Sioned Williams of Plaid Cymru raised the spectre of Ukrainian refugees becoming homeless in Wales due to a lack of financial support and the end of existing hosting and housing placements.
The Minister praised the work of local authorities across Wales supporting refugees.
She said: “There are very imaginative programmes. That includes a whole range of issues like repurposing empty buildings.
“Local authorities are really coming up with a whole range of ways in which we can support people, perhaps, from a welcome centre, or a host family, into that intermediate accommodation, and then on to other longer-term accommodation.”
Pembrokeshire currently houses around 200 Ukrainian refugees, with the demand for assistance outstripping the availability of suitable accommodation.
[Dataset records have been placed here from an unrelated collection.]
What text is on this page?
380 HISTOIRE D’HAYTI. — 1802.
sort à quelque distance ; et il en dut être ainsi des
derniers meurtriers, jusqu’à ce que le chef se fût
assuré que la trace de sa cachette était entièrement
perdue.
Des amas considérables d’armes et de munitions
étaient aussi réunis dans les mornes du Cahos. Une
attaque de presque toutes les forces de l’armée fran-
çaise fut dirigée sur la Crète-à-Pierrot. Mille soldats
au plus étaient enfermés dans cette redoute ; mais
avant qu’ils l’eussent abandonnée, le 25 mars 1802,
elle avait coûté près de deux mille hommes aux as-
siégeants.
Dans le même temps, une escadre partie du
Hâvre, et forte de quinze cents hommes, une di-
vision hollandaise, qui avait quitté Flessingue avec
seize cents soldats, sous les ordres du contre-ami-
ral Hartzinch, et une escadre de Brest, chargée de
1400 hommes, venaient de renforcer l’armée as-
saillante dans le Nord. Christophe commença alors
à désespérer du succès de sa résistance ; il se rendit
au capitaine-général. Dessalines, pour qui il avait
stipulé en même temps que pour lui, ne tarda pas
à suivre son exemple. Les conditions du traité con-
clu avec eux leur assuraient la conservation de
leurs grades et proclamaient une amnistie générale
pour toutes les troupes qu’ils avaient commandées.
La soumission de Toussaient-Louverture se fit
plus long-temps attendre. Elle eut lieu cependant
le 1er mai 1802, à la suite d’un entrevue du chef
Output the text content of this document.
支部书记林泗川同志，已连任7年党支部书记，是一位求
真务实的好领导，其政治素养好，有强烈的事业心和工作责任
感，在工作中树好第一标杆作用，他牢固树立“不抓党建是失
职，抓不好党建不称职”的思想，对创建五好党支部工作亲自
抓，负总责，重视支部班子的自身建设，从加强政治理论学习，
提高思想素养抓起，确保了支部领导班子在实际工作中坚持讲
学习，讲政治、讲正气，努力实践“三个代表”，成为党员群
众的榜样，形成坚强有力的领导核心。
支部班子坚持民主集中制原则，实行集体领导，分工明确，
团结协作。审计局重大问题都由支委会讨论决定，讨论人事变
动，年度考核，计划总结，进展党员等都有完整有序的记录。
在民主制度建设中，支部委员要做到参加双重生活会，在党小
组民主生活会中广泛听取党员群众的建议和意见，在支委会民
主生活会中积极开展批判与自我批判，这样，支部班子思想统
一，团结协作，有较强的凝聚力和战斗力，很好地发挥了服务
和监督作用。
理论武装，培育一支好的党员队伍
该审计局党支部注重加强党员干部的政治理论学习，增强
Responding to a question from Mabon ap Gwynfor about problems housing family groups, Jane Hutt hit out at the lack of support from the UK Government and how it’s u-turned on a commitment to help families.
“The UK Government has never given a penny towards the family scheme.
“The former Prime Minister, Boris Johnson, in one of his last PMQs, actually said that he thought the Ukraine family scheme should get the same funding and support as the Homes for Ukraine scheme. It’s never happened.
“We have provided thank-you payments to people who are hosting Ukrainian families. It’s all Welsh Government money; it’s not UK Government, because they don’t provide a penny. And also, the British Red Cross—£246,000—who are actually supporting Ukrainian families who are hosting family members under the Ukrainian family scheme.”
On Wednesday, September 28, Eluned Morgan, Wales’s Health Minister, announced the continuation of free healthcare in Wales to Ukrainian residents displaced by the ongoing conflict.
The exemption will continue to apply unless there’s a significant change in circumstances in Ukraine.